The "very rapid deterioration" in food security and medical care
had "coincided with the period of land seizures, drought, and the
manipulation of food relief supplies as an instrument of political
control".
Inflation climbed to 620 percent in November 2003. Unemployment
currently stood at just over 60 percent and 91 percent of respondents
in 2004 said their families had been short of cash at some point
during the previous year.
After four years of political upheaval Zimbabweans were losing faith
in democracy, the survey found.
Whereas in 1999, many Zimbabweans firmly opposed the idea of one
party rule (74 percent), by 2004 they were much less certain (58
percent).
There was also growing wariness of multiparty competiton as respondents
said it "often or always ... leads to conflict".

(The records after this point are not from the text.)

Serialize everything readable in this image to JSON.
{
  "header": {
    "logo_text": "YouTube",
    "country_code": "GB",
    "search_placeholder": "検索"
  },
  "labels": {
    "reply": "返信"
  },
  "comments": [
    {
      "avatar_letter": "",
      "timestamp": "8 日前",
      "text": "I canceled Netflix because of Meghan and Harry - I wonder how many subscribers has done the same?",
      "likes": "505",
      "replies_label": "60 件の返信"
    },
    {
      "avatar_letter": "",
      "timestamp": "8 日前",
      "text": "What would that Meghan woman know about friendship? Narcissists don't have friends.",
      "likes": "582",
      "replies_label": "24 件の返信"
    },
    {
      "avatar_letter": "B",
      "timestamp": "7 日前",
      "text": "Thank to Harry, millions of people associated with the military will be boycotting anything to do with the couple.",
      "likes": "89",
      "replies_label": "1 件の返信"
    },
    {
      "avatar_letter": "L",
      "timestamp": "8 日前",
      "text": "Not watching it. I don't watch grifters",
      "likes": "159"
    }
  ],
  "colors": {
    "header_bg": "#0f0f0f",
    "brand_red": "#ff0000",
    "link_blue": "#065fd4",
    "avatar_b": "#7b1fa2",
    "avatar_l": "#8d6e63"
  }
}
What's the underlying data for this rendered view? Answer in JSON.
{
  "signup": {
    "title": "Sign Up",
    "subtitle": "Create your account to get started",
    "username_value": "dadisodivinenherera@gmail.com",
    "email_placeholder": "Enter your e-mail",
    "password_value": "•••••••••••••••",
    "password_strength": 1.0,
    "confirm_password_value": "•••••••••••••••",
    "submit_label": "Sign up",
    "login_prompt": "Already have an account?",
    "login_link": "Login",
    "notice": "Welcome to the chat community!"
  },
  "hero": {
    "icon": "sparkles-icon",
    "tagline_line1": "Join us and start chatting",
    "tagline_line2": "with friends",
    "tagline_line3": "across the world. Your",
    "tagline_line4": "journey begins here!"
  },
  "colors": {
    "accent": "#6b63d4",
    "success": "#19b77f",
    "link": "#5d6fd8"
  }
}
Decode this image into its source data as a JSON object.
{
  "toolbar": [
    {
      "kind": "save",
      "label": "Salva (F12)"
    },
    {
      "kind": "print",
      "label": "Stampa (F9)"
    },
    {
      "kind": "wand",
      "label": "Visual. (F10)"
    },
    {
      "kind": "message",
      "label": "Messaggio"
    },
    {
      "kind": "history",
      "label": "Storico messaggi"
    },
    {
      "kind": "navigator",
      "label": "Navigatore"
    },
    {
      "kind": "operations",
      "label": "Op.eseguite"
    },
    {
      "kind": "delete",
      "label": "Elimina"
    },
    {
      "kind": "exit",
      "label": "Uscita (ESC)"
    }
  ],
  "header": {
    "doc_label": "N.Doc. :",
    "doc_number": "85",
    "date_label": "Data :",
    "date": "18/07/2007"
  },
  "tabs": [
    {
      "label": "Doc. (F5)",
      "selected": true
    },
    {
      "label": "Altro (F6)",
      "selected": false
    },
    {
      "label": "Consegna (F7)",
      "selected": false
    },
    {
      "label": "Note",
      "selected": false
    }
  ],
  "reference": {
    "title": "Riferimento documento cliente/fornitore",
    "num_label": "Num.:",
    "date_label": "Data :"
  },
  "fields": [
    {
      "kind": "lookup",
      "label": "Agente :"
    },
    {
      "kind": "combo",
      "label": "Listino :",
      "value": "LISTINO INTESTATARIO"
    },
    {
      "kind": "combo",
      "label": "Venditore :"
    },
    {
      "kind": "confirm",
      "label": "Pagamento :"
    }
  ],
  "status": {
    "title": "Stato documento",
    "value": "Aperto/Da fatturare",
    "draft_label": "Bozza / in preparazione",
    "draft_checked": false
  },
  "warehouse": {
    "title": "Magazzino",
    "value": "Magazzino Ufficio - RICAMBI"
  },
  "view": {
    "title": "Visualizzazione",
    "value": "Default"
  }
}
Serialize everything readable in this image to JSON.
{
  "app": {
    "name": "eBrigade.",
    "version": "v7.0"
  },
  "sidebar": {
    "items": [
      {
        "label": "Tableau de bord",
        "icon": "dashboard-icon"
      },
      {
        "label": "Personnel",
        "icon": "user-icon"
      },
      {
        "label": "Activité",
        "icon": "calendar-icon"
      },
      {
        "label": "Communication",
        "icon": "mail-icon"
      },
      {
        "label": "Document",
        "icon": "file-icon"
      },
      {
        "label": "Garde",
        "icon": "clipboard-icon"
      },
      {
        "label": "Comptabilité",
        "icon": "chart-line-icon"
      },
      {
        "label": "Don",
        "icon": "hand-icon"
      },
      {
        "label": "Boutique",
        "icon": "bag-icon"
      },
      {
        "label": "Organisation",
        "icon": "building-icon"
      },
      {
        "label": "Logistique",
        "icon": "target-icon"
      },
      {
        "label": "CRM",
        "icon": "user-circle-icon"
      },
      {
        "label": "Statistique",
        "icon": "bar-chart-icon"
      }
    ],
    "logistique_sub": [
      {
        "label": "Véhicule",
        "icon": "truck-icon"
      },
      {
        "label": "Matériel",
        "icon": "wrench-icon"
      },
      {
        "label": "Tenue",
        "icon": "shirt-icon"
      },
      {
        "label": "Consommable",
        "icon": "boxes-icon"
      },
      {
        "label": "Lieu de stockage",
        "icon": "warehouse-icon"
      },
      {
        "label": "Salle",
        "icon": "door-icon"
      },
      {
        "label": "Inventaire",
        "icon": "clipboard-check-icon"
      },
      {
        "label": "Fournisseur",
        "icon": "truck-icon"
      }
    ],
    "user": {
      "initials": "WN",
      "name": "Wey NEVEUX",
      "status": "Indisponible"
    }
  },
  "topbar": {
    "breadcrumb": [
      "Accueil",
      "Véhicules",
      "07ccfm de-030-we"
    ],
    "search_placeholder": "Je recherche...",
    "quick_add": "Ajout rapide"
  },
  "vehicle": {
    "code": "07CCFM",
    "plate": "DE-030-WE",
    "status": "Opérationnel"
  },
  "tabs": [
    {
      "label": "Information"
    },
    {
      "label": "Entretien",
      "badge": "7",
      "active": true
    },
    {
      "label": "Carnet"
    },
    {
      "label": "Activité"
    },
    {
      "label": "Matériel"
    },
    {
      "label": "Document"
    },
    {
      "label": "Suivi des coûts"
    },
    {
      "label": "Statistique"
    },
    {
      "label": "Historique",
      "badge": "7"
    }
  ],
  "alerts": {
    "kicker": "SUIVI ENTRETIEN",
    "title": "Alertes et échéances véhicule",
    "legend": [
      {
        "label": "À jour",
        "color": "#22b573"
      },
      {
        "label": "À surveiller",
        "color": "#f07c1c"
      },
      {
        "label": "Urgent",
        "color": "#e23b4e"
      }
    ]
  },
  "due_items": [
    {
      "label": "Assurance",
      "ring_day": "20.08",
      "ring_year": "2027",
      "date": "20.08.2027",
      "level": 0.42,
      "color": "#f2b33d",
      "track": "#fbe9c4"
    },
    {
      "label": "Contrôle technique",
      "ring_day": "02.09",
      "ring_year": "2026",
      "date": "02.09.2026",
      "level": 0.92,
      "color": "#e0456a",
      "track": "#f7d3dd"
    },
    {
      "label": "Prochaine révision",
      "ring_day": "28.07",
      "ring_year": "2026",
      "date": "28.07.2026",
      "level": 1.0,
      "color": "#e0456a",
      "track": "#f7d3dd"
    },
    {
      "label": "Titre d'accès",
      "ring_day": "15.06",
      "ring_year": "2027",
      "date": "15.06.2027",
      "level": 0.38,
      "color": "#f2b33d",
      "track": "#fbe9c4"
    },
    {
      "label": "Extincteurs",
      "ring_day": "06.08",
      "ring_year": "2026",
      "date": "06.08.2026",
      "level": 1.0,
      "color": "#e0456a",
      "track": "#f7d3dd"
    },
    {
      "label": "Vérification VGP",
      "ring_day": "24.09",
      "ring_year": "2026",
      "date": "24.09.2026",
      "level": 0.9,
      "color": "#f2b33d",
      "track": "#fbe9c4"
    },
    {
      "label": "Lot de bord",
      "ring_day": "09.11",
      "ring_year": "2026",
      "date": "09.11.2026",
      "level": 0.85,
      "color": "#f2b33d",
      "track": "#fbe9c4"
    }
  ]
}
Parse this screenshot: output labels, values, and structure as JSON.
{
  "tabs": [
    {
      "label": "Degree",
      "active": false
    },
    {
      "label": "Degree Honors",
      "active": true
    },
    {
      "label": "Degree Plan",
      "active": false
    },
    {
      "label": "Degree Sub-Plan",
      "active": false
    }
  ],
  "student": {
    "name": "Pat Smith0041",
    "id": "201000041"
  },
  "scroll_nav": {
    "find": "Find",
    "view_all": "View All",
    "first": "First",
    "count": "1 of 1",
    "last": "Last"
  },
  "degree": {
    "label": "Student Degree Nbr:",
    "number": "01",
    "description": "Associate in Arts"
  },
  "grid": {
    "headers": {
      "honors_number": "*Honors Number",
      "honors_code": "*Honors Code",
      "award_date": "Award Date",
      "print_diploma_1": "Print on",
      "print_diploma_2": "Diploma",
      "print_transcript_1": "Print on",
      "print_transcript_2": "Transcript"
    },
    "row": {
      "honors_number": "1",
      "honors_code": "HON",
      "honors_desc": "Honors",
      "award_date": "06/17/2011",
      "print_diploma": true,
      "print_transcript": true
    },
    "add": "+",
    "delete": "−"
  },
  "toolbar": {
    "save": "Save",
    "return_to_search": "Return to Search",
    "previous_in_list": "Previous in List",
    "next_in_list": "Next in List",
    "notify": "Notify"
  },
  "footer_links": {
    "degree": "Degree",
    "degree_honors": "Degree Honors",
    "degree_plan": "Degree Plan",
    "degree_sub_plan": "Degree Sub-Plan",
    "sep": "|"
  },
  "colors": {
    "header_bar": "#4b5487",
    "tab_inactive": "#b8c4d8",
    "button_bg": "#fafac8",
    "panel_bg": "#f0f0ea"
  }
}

According to Afrobarometer, two-thirds of adult Zimbabweans thought
"problems in this country can only be solved if [opposition] Movement
for Democratic Change and ZANU-PF sit down and talk with one another".
They preferred reconciliation to either continued ZANU-PF resistance
to talks (19 percent) or MDC's call for new elections (8 percent).
Just four percent of ordinary Zimbabweans mentioned land reform
as a priority national problem, while 76 percent said land acquisitions
should be done by legal means, with compensation for owners.